For Immediate Release
UTAH WILL SHARE IN $55 MILLION CANCER DRUG SETTLEMENT
Utah's antitrust attorneys scored a major court victory today by resolving a case that will compensate cancer patients, reimburse the state and protect consumers from unfair drug prices. Attorney General Mark Shurtleff announced that Utah will receive part of the $55 million settlement from Bristol-Myers Squibb Company to resolve an antitrust lawsuit involving the cancer-fighting drug Taxol.
Utah and 49 other states sued the drug manufacturer for allegedly blocking the entry of less expensive generic drugs into the marketplace. Taxol is used to treat breast, ovarian and other cancers. The cost for a dose of Taxol is approximately $1,625, while the generic equivalent costs $1,200.
The ultimate allocation under the settlement hasn't been determined but Utah and the other states will distribute $37 million to compensate governmental entities that paid higher prices for Taxol. Approximately $12 million will be set aside to compensate consumers who personally paid for Taxol. Bristol-Myers Squibb also agreed to distribute 13,000 dosages to low-income patients.
"Utah cancer patients are justifiably getting their money back. They paid too much and for the wrong reasons," says Shurtleff. "It's important that the state is also being reimbursed because Utah taxpayers helped subsidize the excessive price of Taxol."
Bristol-Myers Squibb will be under court supervision for the next ten years to prevent any anti-competitive conduct in the future.

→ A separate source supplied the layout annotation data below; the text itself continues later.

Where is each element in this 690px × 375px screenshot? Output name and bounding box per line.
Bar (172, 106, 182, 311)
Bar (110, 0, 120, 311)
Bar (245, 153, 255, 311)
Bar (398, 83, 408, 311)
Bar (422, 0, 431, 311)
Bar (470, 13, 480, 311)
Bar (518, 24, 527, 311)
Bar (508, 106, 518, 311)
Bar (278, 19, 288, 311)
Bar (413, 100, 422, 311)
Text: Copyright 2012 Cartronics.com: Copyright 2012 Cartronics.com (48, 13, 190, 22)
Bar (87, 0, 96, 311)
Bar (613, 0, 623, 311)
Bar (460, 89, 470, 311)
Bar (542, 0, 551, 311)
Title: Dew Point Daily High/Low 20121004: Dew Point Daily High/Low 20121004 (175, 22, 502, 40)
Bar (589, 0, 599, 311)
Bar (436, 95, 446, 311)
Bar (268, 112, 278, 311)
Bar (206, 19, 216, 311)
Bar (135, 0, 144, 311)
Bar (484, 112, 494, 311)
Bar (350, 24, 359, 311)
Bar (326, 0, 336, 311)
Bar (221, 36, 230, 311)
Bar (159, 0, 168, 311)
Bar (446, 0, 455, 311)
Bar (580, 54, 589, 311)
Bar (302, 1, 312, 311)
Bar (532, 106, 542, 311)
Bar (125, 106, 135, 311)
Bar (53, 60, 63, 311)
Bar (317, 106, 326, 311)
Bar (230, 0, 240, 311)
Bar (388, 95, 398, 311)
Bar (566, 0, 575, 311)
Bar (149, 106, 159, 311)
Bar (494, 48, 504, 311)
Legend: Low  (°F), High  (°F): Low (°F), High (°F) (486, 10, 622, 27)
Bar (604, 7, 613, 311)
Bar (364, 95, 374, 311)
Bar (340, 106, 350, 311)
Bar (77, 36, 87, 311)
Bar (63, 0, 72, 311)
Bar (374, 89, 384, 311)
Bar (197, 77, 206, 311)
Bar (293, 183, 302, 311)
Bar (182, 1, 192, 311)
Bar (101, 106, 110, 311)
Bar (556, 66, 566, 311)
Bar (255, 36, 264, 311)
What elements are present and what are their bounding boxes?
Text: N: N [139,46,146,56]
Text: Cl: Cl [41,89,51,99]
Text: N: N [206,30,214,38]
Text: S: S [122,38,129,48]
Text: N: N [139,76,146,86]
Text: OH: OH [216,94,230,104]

The settlement was filed today with U.S. Federal District Court Judge Emmet G. Sullivan in the District of Columbia and requires approval from the court to become effective. If approved, a claims process will be set up for consumers who purchased Taxol or its generic equivalent between January 1, 1999 and February 28, 2003.
"The amount of money involved in this settlement should send a stern warning that companies can't bend the rules to make a bigger profit," says Wayne Klein, the assistant attorney general representing Utah in the negotiations.
Last March Bristol-Myers Squibb also agreed to pay more than $500 million to resolve claims that it illegally inflated profits for the anti-anxiety medication BuSpar.